Soldiers struggle to connect with civilians in this Oscar-nominated film.
A War, writer and director Tobias Lindholm’s gripping film about violent events in Afghanistan, is part combat thriller, part legal drama. The film centers on a group of soldiers from Denmark, which participated in NATO’s Afghanistan intervention from the beginning, in 2001. A War was a finalist for this year’s Foreign Language Film Oscar.
When the soldiers and their commander, Claus (Pilou Asbæk), look at Afghans, they often do so through lenses of one kind or another: binoculars, rifle scopes, the cameras they use to document carnage. This may have a distancing effect. Certainly the soldiers operate at a remove from the civilians they’re protecting, and that could explain the lethal choice Claus makes at a critical moment.

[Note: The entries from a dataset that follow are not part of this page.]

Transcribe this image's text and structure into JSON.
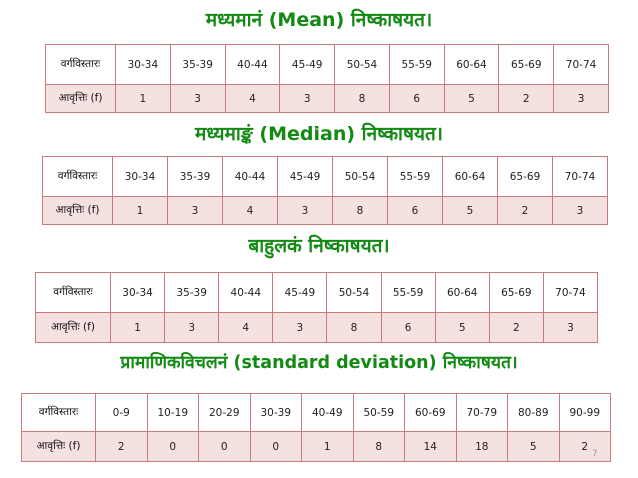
{
  "sections": [
    {
      "heading": "मध्यमानं (Mean) निष्काषयत।",
      "class_label": "वर्गविस्तारः",
      "freq_label": "आवृत्तिः (f)",
      "classes": [
        "30-34",
        "35-39",
        "40-44",
        "45-49",
        "50-54",
        "55-59",
        "60-64",
        "65-69",
        "70-74"
      ],
      "frequencies": [
        "1",
        "3",
        "4",
        "3",
        "8",
        "6",
        "5",
        "2",
        "3"
      ]
    },
    {
      "heading": "मध्यमाङ्कं (Median) निष्काषयत।",
      "class_label": "वर्गविस्तारः",
      "freq_label": "आवृत्तिः (f)",
      "classes": [
        "30-34",
        "35-39",
        "40-44",
        "45-49",
        "50-54",
        "55-59",
        "60-64",
        "65-69",
        "70-74"
      ],
      "frequencies": [
        "1",
        "3",
        "4",
        "3",
        "8",
        "6",
        "5",
        "2",
        "3"
      ]
    },
    {
      "heading": "बाहुलकं निष्काषयत।",
      "class_label": "वर्गविस्तारः",
      "freq_label": "आवृत्तिः (f)",
      "classes": [
        "30-34",
        "35-39",
        "40-44",
        "45-49",
        "50-54",
        "55-59",
        "60-64",
        "65-69",
        "70-74"
      ],
      "frequencies": [
        "1",
        "3",
        "4",
        "3",
        "8",
        "6",
        "5",
        "2",
        "3"
      ]
    },
    {
      "heading": "प्रामाणिकविचलनं (standard deviation) निष्काषयत।",
      "class_label": "वर्गविस्तारः",
      "freq_label": "आवृत्तिः (f)",
      "classes": [
        "0-9",
        "10-19",
        "20-29",
        "30-39",
        "40-49",
        "50-59",
        "60-69",
        "70-79",
        "80-89",
        "90-99"
      ],
      "frequencies": [
        "2",
        "0",
        "0",
        "0",
        "1",
        "8",
        "14",
        "18",
        "5",
        "2"
      ]
    }
  ],
  "page_number": "7",
  "colors": {
    "heading": "#138a13",
    "border": "#c97a7a",
    "freq_row": "#f6e1e1"
  }
}
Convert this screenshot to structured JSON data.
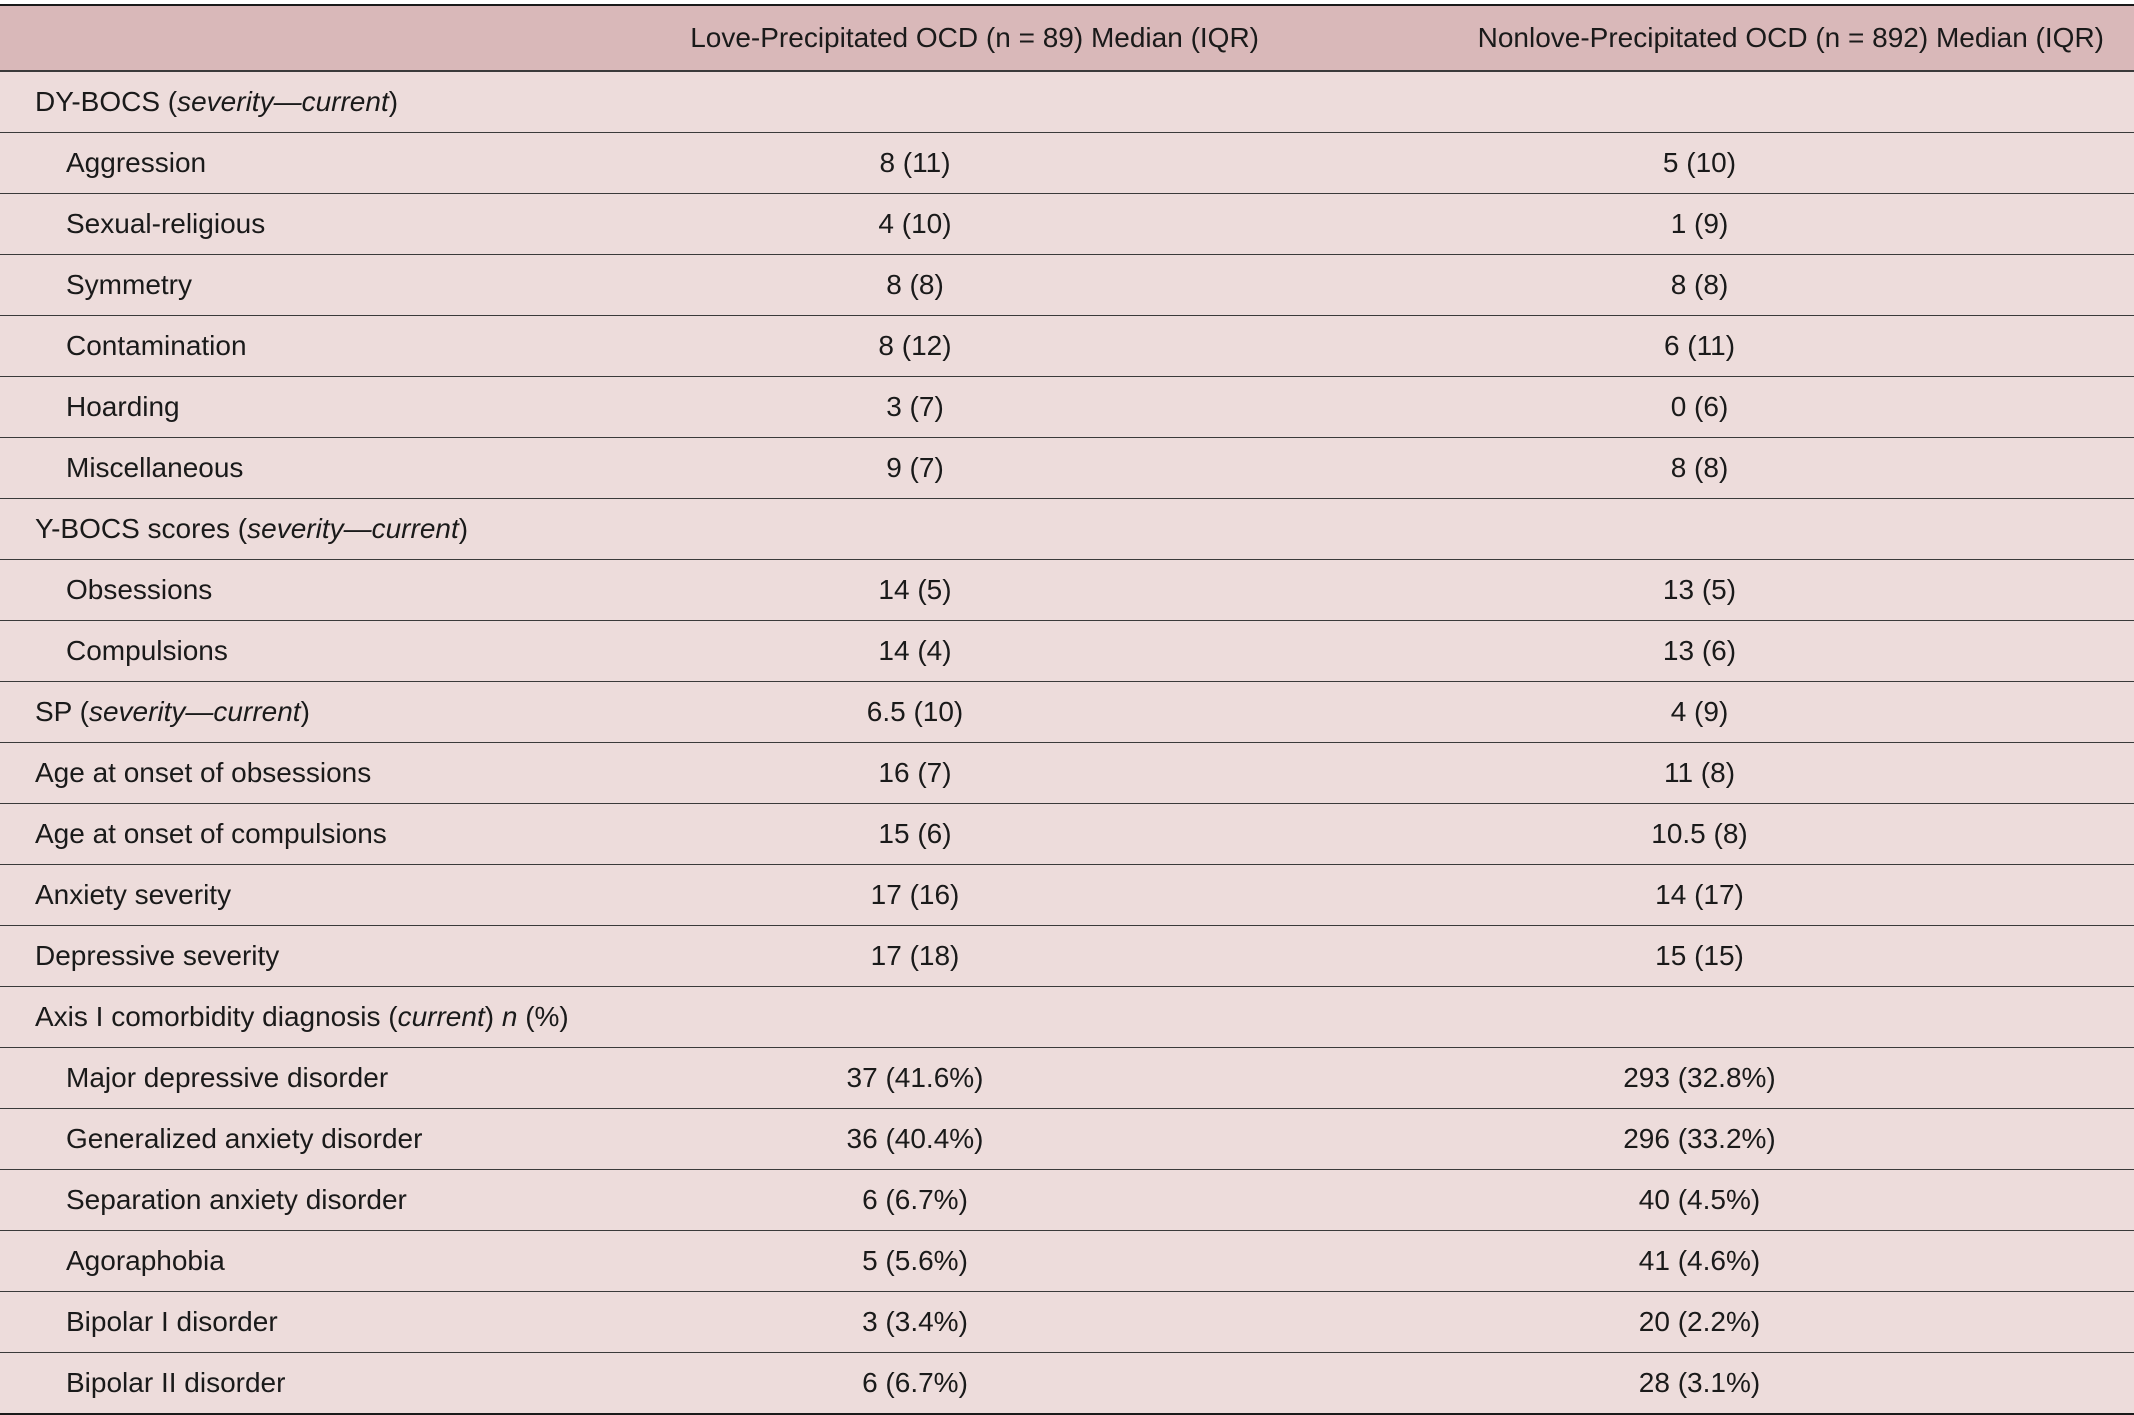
{
  "headers": {
    "blank": "",
    "love": "Love-Precipitated OCD (n = 89) Median (IQR)",
    "nonlove": "Nonlove-Precipitated OCD (n = 892) Median (IQR)"
  },
  "sections": {
    "dybocs": {
      "label": "DY-BOCS (",
      "italic": "severity—current",
      "tail": ")"
    },
    "ybocs": {
      "label": "Y-BOCS scores (",
      "italic": "severity—current",
      "tail": ")"
    },
    "sp": {
      "label": "SP (",
      "italic": "severity—current",
      "tail": ")",
      "love": "6.5 (10)",
      "nonlove": "4 (9)"
    },
    "axis": {
      "label": "Axis I comorbidity diagnosis (",
      "italic": "current",
      "mid": ") ",
      "italic2": "n",
      "tail": " (%)"
    }
  },
  "rows": {
    "aggression": {
      "label": "Aggression",
      "love": "8 (11)",
      "nonlove": "5 (10)"
    },
    "sexual": {
      "label": "Sexual-religious",
      "love": "4 (10)",
      "nonlove": "1 (9)"
    },
    "symmetry": {
      "label": "Symmetry",
      "love": "8 (8)",
      "nonlove": "8 (8)"
    },
    "contamination": {
      "label": "Contamination",
      "love": "8 (12)",
      "nonlove": "6 (11)"
    },
    "hoarding": {
      "label": "Hoarding",
      "love": "3 (7)",
      "nonlove": "0 (6)"
    },
    "misc": {
      "label": "Miscellaneous",
      "love": "9 (7)",
      "nonlove": "8 (8)"
    },
    "obsessions": {
      "label": "Obsessions",
      "love": "14 (5)",
      "nonlove": "13 (5)"
    },
    "compulsions": {
      "label": "Compulsions",
      "love": "14 (4)",
      "nonlove": "13 (6)"
    },
    "onset_obs": {
      "label": "Age at onset of obsessions",
      "love": "16 (7)",
      "nonlove": "11 (8)"
    },
    "onset_comp": {
      "label": "Age at onset of compulsions",
      "love": "15 (6)",
      "nonlove": "10.5 (8)"
    },
    "anxiety": {
      "label": "Anxiety severity",
      "love": "17 (16)",
      "nonlove": "14 (17)"
    },
    "depressive": {
      "label": "Depressive severity",
      "love": "17 (18)",
      "nonlove": "15 (15)"
    },
    "mdd": {
      "label": "Major depressive disorder",
      "love": "37 (41.6%)",
      "nonlove": "293 (32.8%)"
    },
    "gad": {
      "label": "Generalized anxiety disorder",
      "love": "36 (40.4%)",
      "nonlove": "296 (33.2%)"
    },
    "sad": {
      "label": "Separation anxiety disorder",
      "love": "6 (6.7%)",
      "nonlove": "40 (4.5%)"
    },
    "agoraphobia": {
      "label": "Agoraphobia",
      "love": "5 (5.6%)",
      "nonlove": "41 (4.6%)"
    },
    "bipolar1": {
      "label": "Bipolar I disorder",
      "love": "3 (3.4%)",
      "nonlove": "20 (2.2%)"
    },
    "bipolar2": {
      "label": "Bipolar II disorder",
      "love": "6 (6.7%)",
      "nonlove": "28 (3.1%)"
    }
  }
}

As the film begins, soldiers are on patrol in an Afghan province, and Claus monitors them via radio. One is killed in an attack. This is a brutally gory scene, and shaky handheld cameras capture it and other combat sequences with documentary urgency. Afterward, Claus’ men are shaken, and he announces that he will begin accompanying them on patrols.
Meanwhile, in Denmark, Claus’ wife, Maria (Tuva Novotny), raises their three young children. She’s a doting mother, and we see her lose patience only once, when the middle child misbehaves. A boy of about 8, he seems to be acting out because of the strain caused by his father’s absence. The family members desperately want to be together again, and after a medical emergency involving the youngest child, Maria breaks down.
Communications between the soldiers and their loved ones are difficult. Claus talks to his family in static-filled phone calls that sometimes are dropped and sometimes don’t happen as scheduled. In a video message, an injured soldier greets his comrades in Afghanistan by flipping through a series of cards. That scene, at once funny and wrenching, is a good example of the emotional complexity Lindholm finds in this material.
The soldiers likewise have trouble communicating with Afghan civilians. Mediated by interpreters, their conversations are emotional and confusing, and Claus struggles to connect. The civilians’ wellbeing is the reason the soldiers are there, as Claus says at a briefing, but civilians and combatants aren’t easy to tell apart in this phase of the conflict, when people detonating roadside bombs do so remotely, invisibly.
The drama hangs on a quick decision Claus makes during a firefight. Desperate to evacuate a wounded soldier, he orders deadly airstrikes on a structure that, it turns out, houses civilians, including children. He is charged with war crimes and sent home to Denmark for the trial. Claus is relieved to be back, even as he agonizes over his decision and the court proceeding.
In a scene near the end, Claus’ oldest child, an adolescent girl, asks him whether it’s true that he killed children. This is heartbreaking. Claus has come home and is now able to meet an essential parental commitment: being present for his children. But now he struggles with meeting another one: being honest with them.